Just in passing – the main acting credits go elsewhere, and deservedly so – but it was a neat move to cast a highly prostheticized Martin Sheen as Hoover. Sheen is a left-liberal activist and usually cast as one of the nice guys. This gives the foul racism coming out of Hoover’s mouth even more impact. He wasn’t just a right-wing manipulator – he really believed in what he was doing.

Bill O’Neil (LaKeith Standfield) is recruited as one of Hoover’s spies. O’Neil is a petty criminal, who we see in an early scene entering a bar with a fake FBI ID trying to scam one of the drinkers out of his car. He is caught and, with a prison sentence hanging over him, is “encouraged” to infiltrate the Panthers, where he gradually rises to become local head of security while passing on information to his FBI handler.

Much of the film is about the conflict felt by O’Neil towards people for whom he starts to feel affection, and possibly – this is left unclear – empathy for their political ideas. O’Neil is a coward who is proud of his ability to escape detection – a sly smile after he convinces a colleague about his innocence speaks volumes. But at the end of the day, he’s just another Black man who the FBI is using to destroy his own community. And he probably knows this.

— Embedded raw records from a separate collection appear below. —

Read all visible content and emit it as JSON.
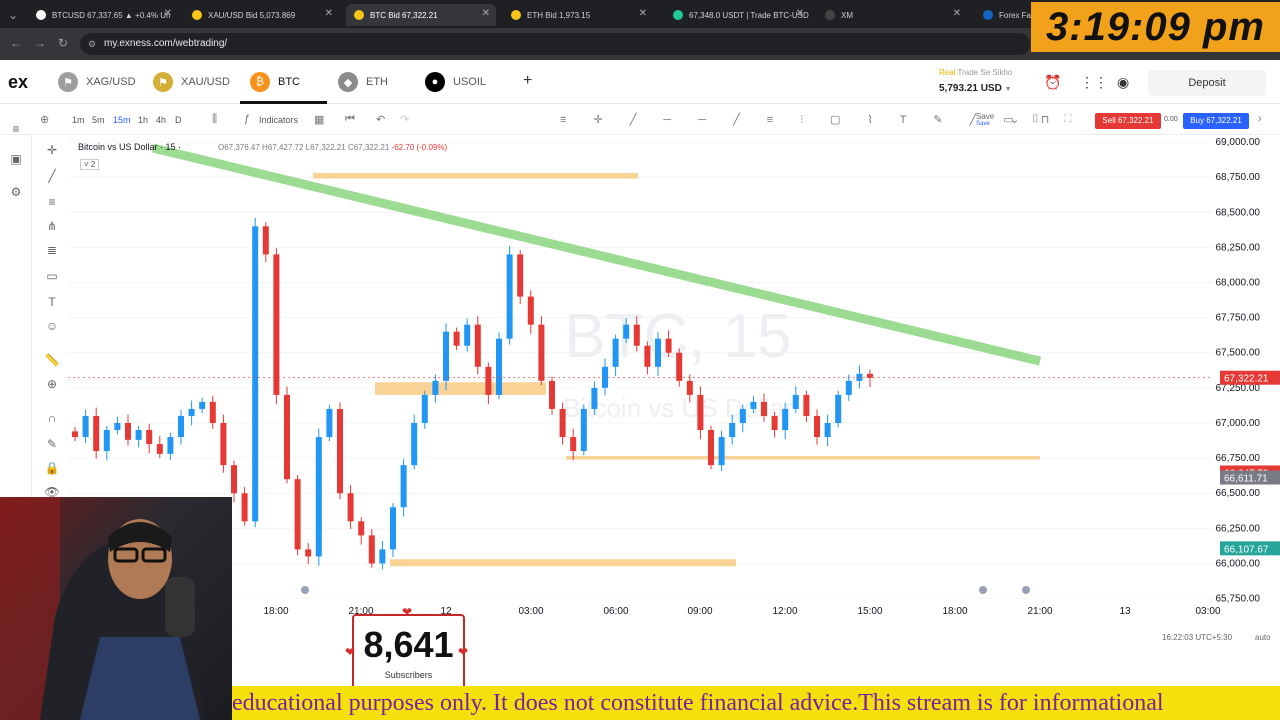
{
  "browser": {
    "tabs": [
      {
        "label": "BTCUSD 67,337.65 ▲ +0.4% Un",
        "favicon_color": "#ffffff",
        "active": false
      },
      {
        "label": "XAU/USD Bid 5,073.869",
        "favicon_color": "#f5c518",
        "active": false
      },
      {
        "label": "BTC Bid 67,322.21",
        "favicon_color": "#f5c518",
        "active": true
      },
      {
        "label": "ETH Bid 1,973.15",
        "favicon_color": "#f5c518",
        "active": false
      },
      {
        "label": "67,348.0 USDT | Trade BTC-USD",
        "favicon_color": "#20c997",
        "active": false
      },
      {
        "label": "XM",
        "favicon_color": "#444444",
        "active": false
      },
      {
        "label": "Forex Fact",
        "favicon_color": "#1565c0",
        "active": false
      }
    ],
    "url": "my.exness.com/webtrading/"
  },
  "clock": "3:19:09 pm",
  "header": {
    "logo": "ex",
    "instruments": [
      {
        "label": "XAG/USD",
        "icon": "flag-coin-icon",
        "color": "#9e9e9e"
      },
      {
        "label": "XAU/USD",
        "icon": "flag-coin-icon",
        "color": "#d4af37"
      },
      {
        "label": "BTC",
        "icon": "bitcoin-icon",
        "color": "#f7931a"
      },
      {
        "label": "ETH",
        "icon": "ethereum-icon",
        "color": "#8c8c8c"
      },
      {
        "label": "USOIL",
        "icon": "oil-drop-icon",
        "color": "#000000"
      }
    ],
    "add_symbol": "+",
    "account_prefix": "Real",
    "account_name": "Trade Se Sikho",
    "balance": "5,793.21 USD",
    "deposit_label": "Deposit"
  },
  "toolbar": {
    "timeframes": [
      "1m",
      "5m",
      "15m",
      "1h",
      "4h",
      "D"
    ],
    "active_timeframe": "15m",
    "indicators_label": "Indicators",
    "save_label": "Save",
    "save_sub": "Save",
    "sell_label": "Sell 67,322.21",
    "spread": "0.00",
    "buy_label": "Buy 67,322.21"
  },
  "chart_data": {
    "type": "candlestick",
    "symbol_title": "Bitcoin vs US Dollar · 15 ·",
    "ohlc_line": {
      "o": "O67,376.47",
      "h": "H67,427.72",
      "l": "L67,322.21",
      "c": "C67,322.21",
      "change": "-62.70 (-0.09%)"
    },
    "indicator_count": "˅ 2",
    "watermark_line1": "BTC, 15",
    "watermark_line2": "Bitcoin vs US Dollar",
    "y_ticks": [
      "69,000.00",
      "68,750.00",
      "68,500.00",
      "68,250.00",
      "68,000.00",
      "67,750.00",
      "67,500.00",
      "67,250.00",
      "67,000.00",
      "66,750.00",
      "66,500.00",
      "66,250.00",
      "66,000.00",
      "65,750.00"
    ],
    "ylim": [
      65740,
      69050
    ],
    "x_ticks": [
      "18:00",
      "21:00",
      "12",
      "03:00",
      "06:00",
      "09:00",
      "12:00",
      "15:00",
      "18:00",
      "21:00",
      "13",
      "03:00"
    ],
    "price_labels": [
      {
        "value": "67,322.21",
        "price": 67322.21,
        "color": "#e53935"
      },
      {
        "value": "66,647.79",
        "price": 66647.79,
        "color": "#e53935"
      },
      {
        "value": "66,611.71",
        "price": 66611.71,
        "color": "#787b86"
      },
      {
        "value": "66,107.67",
        "price": 66107.67,
        "color": "#26a69a"
      }
    ],
    "zones": [
      {
        "name": "resistance-zone-top",
        "price_top": 68780,
        "price_bottom": 68740
      },
      {
        "name": "supply-zone-mid",
        "price_top": 67290,
        "price_bottom": 67200
      },
      {
        "name": "support-line",
        "price_top": 66765,
        "price_bottom": 66740
      },
      {
        "name": "demand-zone-low",
        "price_top": 66030,
        "price_bottom": 65980
      }
    ],
    "trendline": {
      "from_price": 69000,
      "to_price": 67440,
      "color": "#7ccf6e"
    },
    "up_color": "#2196f3",
    "down_color": "#e53935",
    "close_series": [
      66900,
      67050,
      66800,
      66950,
      67000,
      66880,
      66950,
      66850,
      66780,
      66900,
      67050,
      67100,
      67150,
      67000,
      66700,
      66500,
      66300,
      68400,
      68200,
      67200,
      66600,
      66100,
      66050,
      66900,
      67100,
      66500,
      66300,
      66200,
      66000,
      66100,
      66400,
      66700,
      67000,
      67200,
      67300,
      67650,
      67550,
      67700,
      67400,
      67200,
      67600,
      68200,
      67900,
      67700,
      67300,
      67100,
      66900,
      66800,
      67100,
      67250,
      67400,
      67600,
      67700,
      67550,
      67400,
      67600,
      67500,
      67300,
      67200,
      66950,
      66700,
      66900,
      67000,
      67100,
      67150,
      67050,
      66950,
      67100,
      67200,
      67050,
      66900,
      67000,
      67200,
      67300,
      67350,
      67322
    ]
  },
  "footer": {
    "timestamp": "16:22:03 UTC+5:30",
    "scale_mode": "auto"
  },
  "stream": {
    "subscriber_count": "8,641",
    "subscriber_label": "Subscribers",
    "ticker_text": "educational purposes only. It does not constitute financial advice.This stream is for informational"
  }
}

There is another article to be written about how this film is leagues better than Aaron Sorkin’s self-indulgent Trial of the Chicago 7, in which Hampton plays a supporting role. And maybe I’ll write that article one day. Let’s just say that it is a rare occasion to see a film which not only shows sympathy for (a strand of) revolutionary socialism, but one that is also well made and acted.

So let me get to the little thing that is slightly perturbing me. I’m not really sure what the film is trying to say about the relationship between radical leaders and organised resistance. It is clear about what Hampton thinks. When he’s about to be put in jail (again), the comrades offer him money to flee to Cuba or Algeria. He rejects the money, saying that its better spent building a hospital in the community. What we do is much more important than specific individuals.

And yet the rest of the film seems to be pleading something different. When Fred is jailed for the first time, membership and support for the Panthers goes down – despite Hoover worrying that jail could turn him into a martyr. There is an interesting discussion about the extent to which the growth of the Panthers in Chicago depended on Chairman Fred’s individual charisma or on what the party structures were able to achieve (I would sit on the fence on this one, mumbling that the relationship is somehow dialectical).

But that’s not what films should be doing anyway – even films as radical as this one. The fact that an Oscar winning Hollywood film could even provoke such a discussion about revolutionary leadership sets this aside from almost all the competition. Judas and the Black Messiah doesn’t solve all the problems of the world, but within 2 hours it has a pretty good go.